I Love America: The Memoirs of Command Sergeant Major Tadeusz Gaweda As Written by Charles E. Glover

Price 16.70 - 21.00 USD

EAN/UPC/ISBN Code 9780805945973


In full flight from the advancing Russian army, Nazi legions pour into Kamien-Koszyrski, Poland, in November 1943. The Nazi troops invade the town in a frenzy, routing townspeople from their homes and loading them onto horse-drawn wagons – the first step in what will become a nightmare journey to a German labor camp. Ten-year-old Tadeusz Gaweda, his parents, and seven brothers and sisters pile into a wagon with blankets, the clothes on their backs, and a few personal items.
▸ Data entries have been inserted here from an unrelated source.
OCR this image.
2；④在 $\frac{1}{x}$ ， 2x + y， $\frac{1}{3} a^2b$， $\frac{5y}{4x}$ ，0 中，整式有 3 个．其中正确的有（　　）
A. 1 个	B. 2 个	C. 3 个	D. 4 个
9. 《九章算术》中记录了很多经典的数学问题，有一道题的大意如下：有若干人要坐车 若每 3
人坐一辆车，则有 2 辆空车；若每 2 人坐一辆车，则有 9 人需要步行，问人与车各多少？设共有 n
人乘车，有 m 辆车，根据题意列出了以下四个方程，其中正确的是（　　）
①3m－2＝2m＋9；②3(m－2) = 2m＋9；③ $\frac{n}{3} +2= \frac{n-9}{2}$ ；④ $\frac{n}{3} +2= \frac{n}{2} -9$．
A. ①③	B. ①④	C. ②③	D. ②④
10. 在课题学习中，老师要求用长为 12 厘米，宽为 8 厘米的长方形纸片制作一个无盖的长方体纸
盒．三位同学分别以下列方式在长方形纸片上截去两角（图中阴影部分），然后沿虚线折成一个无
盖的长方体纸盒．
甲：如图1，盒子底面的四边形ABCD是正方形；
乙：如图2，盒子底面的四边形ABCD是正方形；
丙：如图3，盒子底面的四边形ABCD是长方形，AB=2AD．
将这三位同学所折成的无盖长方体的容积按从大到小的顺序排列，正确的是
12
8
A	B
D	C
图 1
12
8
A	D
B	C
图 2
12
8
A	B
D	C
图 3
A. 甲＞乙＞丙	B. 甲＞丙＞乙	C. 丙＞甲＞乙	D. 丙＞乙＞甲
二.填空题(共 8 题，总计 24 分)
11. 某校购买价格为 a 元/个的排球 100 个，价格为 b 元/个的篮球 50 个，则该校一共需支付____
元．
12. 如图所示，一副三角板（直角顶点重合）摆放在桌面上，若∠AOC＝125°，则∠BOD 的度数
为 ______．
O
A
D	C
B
Fierce Ukrainian partisans twice ambush the convoy, killing indiscriminately. The Gaweda family and other survivors are jammed into unheated railroad boxcars for the final leg of their hellish trip. At the work camp, Tadeusz and his little sister survive yet another attempt on their lives. They only pretend to swallow the “medicine” handed out by guards – little red pills that are actually poison. Tadeusz and his family are rescued by advancing American GIs who liberated the camp. The soldier saviors become Tadeusz’s heroes, and by the time he emigrates to the United States in 1949, his dream is to join the United States Army. He tries to enlist but is turned away because of his age. After working in Polish bakeries in Brooklyn and Chicago, he realizes his dream in 1953 and embarks on a thirty-five-year career in the United States Army – four tours in Korea, two in Vietnam, and combat in the Dominican Republic and Grenada. As he rises rapidly in rank, medals, citations, badges, and other decorations cover the front of his uniform. In 1984 Gaweda reaches the pinnacle of his career when he becomes command sergeant major of the XVIII Airborne Corps, the top enlisted man among 84,000 soldiers. This also is a continuing love story. Gaweda’s wife, Edith, whose family was forced to leave Czechoslovakia’s Sudetenland after the end of World War II, met her future husband after fleeing from communist East Germany through the Berlin subway system.